After saving the program, we can execute it with the command:
$ bash create_inputs.sh
Or as an executable program with a shebang in the first line of the code.
$ chmod +x create_inputs.sh $ ./create_inputs.sh
This will create 15 folders with the input.fdf and pseudopotential files.
To perform the simulations, we can also create a simple shell program to do this task. An example program to perform these simulations by varying the distance is:
#!/bin/bash # file: run.sh for dist in $(seq -w 0.50 0.05 1.201) do cd dist_$dist siesta-omp input.fdf > job.out cd .. done
The execution of this program can be done with
$ chmod +x run.sh $ ./run.sh &
After the completion of all 15 simulations, we can analyze the data to find the distance that minimizes the energy.
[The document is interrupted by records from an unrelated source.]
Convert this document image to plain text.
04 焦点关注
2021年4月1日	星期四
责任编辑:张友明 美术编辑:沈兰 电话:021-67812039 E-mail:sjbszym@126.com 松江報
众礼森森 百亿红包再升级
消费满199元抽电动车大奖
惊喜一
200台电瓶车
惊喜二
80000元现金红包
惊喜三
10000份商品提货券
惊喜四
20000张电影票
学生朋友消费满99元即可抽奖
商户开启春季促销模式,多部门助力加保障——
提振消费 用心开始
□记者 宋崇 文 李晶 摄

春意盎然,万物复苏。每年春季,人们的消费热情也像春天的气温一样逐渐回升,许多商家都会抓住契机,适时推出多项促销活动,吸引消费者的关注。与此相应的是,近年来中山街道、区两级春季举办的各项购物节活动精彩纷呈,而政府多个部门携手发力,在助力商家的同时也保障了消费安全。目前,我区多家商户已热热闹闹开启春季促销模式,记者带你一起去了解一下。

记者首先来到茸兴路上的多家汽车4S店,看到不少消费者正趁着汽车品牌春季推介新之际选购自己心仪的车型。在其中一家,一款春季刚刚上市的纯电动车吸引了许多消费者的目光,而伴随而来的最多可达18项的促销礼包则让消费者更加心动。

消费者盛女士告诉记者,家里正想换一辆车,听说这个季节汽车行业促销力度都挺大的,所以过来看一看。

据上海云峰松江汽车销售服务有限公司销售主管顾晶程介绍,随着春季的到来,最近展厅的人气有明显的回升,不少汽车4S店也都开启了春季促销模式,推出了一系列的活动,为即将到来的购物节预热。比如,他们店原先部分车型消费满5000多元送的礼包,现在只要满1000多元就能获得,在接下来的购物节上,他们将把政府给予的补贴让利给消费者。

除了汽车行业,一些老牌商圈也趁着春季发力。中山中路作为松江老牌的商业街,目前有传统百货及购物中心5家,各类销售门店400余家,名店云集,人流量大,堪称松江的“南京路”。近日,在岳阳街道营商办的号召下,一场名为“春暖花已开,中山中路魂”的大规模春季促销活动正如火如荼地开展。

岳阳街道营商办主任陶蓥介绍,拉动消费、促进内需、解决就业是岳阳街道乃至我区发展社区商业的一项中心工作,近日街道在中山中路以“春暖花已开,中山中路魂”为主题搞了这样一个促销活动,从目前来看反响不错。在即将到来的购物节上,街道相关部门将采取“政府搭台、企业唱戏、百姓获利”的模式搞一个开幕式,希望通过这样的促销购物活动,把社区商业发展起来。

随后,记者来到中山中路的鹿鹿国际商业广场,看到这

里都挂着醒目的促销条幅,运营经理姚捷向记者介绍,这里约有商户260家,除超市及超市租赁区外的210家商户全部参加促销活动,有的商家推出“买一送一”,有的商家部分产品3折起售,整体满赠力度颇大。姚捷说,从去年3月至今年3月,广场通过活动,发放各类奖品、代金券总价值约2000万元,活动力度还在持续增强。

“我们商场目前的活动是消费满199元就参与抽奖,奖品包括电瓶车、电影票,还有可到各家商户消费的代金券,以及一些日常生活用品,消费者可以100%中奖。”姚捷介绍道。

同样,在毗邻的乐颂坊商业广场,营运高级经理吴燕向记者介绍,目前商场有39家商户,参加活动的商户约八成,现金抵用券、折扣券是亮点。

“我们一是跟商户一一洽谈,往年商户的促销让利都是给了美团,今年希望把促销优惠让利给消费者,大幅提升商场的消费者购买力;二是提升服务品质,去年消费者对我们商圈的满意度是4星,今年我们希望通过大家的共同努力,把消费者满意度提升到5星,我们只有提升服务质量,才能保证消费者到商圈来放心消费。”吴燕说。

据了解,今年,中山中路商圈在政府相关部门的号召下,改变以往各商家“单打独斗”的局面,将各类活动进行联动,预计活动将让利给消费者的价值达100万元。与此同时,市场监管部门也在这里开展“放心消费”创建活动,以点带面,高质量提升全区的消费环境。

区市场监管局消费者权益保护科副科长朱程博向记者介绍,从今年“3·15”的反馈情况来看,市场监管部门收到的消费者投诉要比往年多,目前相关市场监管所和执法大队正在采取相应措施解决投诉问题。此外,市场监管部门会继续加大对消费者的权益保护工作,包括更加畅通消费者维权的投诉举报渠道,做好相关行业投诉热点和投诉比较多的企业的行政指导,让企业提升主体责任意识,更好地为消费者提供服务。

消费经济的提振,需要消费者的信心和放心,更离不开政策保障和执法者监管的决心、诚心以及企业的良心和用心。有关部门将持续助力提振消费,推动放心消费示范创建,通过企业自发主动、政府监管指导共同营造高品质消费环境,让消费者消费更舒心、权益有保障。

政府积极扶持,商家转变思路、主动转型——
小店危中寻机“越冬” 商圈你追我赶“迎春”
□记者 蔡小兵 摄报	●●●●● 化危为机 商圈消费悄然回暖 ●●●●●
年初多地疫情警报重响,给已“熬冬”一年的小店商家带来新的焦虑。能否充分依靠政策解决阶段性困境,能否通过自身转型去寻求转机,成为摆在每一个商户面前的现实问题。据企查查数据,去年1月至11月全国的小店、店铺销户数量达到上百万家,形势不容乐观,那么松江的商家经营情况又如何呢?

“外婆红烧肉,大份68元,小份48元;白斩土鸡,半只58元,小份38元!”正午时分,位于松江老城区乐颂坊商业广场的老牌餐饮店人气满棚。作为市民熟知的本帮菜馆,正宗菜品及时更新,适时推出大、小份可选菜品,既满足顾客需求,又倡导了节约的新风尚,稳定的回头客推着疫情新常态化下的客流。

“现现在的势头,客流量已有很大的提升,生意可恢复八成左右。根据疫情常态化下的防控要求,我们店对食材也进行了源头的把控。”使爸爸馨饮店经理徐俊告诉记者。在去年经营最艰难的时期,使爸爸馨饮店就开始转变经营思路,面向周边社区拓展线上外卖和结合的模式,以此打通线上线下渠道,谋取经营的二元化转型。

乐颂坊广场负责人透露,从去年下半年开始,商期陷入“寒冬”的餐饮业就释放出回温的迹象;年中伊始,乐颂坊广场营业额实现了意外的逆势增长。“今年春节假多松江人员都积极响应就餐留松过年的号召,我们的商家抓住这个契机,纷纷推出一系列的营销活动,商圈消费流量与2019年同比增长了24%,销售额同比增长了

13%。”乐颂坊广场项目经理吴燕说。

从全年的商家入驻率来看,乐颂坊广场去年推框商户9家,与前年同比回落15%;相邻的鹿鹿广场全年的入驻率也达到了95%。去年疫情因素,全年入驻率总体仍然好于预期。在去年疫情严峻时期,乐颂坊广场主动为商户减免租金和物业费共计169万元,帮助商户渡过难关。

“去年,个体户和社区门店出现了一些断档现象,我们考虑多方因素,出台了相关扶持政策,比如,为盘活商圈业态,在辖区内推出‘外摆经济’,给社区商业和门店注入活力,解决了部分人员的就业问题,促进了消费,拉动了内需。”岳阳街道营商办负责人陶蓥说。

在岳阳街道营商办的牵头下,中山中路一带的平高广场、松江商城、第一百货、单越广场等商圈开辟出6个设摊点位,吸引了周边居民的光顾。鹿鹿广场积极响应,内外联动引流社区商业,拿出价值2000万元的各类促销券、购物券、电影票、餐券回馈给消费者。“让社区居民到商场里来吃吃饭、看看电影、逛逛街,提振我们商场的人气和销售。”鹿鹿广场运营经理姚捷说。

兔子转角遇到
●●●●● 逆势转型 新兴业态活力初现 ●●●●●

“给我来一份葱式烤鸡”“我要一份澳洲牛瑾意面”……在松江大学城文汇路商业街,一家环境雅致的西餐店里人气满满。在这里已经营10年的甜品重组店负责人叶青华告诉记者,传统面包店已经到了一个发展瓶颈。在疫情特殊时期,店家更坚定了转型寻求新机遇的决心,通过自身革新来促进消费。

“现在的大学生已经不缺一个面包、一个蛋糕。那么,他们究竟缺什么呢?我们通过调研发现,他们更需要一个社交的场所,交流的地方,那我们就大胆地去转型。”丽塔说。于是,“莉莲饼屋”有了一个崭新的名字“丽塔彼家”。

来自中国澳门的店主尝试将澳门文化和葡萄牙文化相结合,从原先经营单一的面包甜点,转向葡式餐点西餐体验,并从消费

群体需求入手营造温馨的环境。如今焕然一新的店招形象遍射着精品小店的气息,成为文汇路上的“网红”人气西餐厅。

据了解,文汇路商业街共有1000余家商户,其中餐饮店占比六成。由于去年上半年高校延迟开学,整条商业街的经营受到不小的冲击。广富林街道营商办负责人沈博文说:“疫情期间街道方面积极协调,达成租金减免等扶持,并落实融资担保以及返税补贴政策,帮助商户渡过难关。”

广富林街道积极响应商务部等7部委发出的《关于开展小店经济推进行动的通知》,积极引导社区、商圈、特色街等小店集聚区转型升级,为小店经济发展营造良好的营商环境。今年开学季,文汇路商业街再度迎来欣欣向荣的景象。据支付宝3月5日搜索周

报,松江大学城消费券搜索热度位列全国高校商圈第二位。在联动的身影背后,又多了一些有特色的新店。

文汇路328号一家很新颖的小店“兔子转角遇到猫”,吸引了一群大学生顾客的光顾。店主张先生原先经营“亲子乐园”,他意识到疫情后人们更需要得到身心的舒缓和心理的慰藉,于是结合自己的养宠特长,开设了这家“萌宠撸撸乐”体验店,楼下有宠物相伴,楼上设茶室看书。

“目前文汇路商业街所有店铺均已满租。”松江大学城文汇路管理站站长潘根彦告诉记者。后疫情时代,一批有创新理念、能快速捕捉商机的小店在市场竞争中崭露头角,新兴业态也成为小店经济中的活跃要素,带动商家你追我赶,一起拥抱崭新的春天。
To do this analysis, we will also make a shell program to extract the total energies of each simulation, taking advantage of the previous shell programs. The get_energy.sh program to extract these total energies is shown below.
#!/bin/bash # file: get_energy.sh for dist in $(seq -w 0.50 0.05 1.201) do cd dist_$dist energy=`grep 'Total =' job.out | cut -d = -f 2` echo $dist $energy cd .. done
After saving the program, we can execute it.
$ chmod +x get_energy.sh $ ./get_energy.sh > energyXdistance.dat
Now the energyXdistance.dat file contains the total energies for distances between 0.50 and 1.20 Å. Plotting this data using appropriate software (xmgrace, gnuplot, pyplot, …), we will find the result shown in Figure 1. The minimum energy is found around d = 0.8 Å.
Algorithms for energy minimization
For larger molecules, there are more distances and angles between atoms that must be taken into account. For example, for a water molecule (H2O) there are 9 degrees of freedom (3 coordinates for each atom). However, 3 of these degrees of freedom are related to the translation of the molecule, and another 3 degrees of freedom are angles for rigid rotation of the molecule. That leaves 3 internal degrees of freedom to vary to find the optimal geometry of H2O. These 3 degrees of freedoms can be identified as the two distances between H and O, and the angle formed between these HOH bonds. The total energy will be a function of 3 variables, forming a hypersurface in the space formed by these degrees of freedom.
Variations of these independent degrees of freedom can be quite cumbersome. However, we can employ algorithms to find minima of this total energy hypersurface. In the SIESTA program, there are at least 3 algorithms that can be employed to find the optimized geometry of a molecule. The implemented algorithms are: Conjugate Gradient (CG), Broyden, and Fast Inertial Relaxation Engine (FIRE). These algorithm are iterative, being performed in an external loop besides the self-consistent loop to solve the Kohm-Sham equations.
Example 03 (Water)
To relax a simple molecule as H2O, we shall start from a non-relaxed atomistic geometry, as H2O with H-O distance of 1.0 Å, and H-O-H angle of 90°, as shown in Figure 2. We need to include a “new block” in our input file (input.fdf), we specifications of what algorithm we want to use (CG, Broyden or FIRE), the maximum number of steps (iterations) to minimize the forces, and the force tolerance. The atomistic geometry will be called relaxed if all force components acting in all atoms are smaller than the threshold specified in the input file (MD.MaxForceTol).
The “molecular dynamics” block to be include in the input.fdf is:
# in file: input.fdf # -- MOLECULAR DYNAMICS -- MD.TypeOfRun Broyden MD.NumCGsteps 1000 MD.MaxForceTol 0.01 eV/Ang
We can compare the performance of these three algorithms implemented in SIESTA. As can be seen in Figure 3, the Broyden algorithm was the most efficient to minimize the maximum components of the residual forces.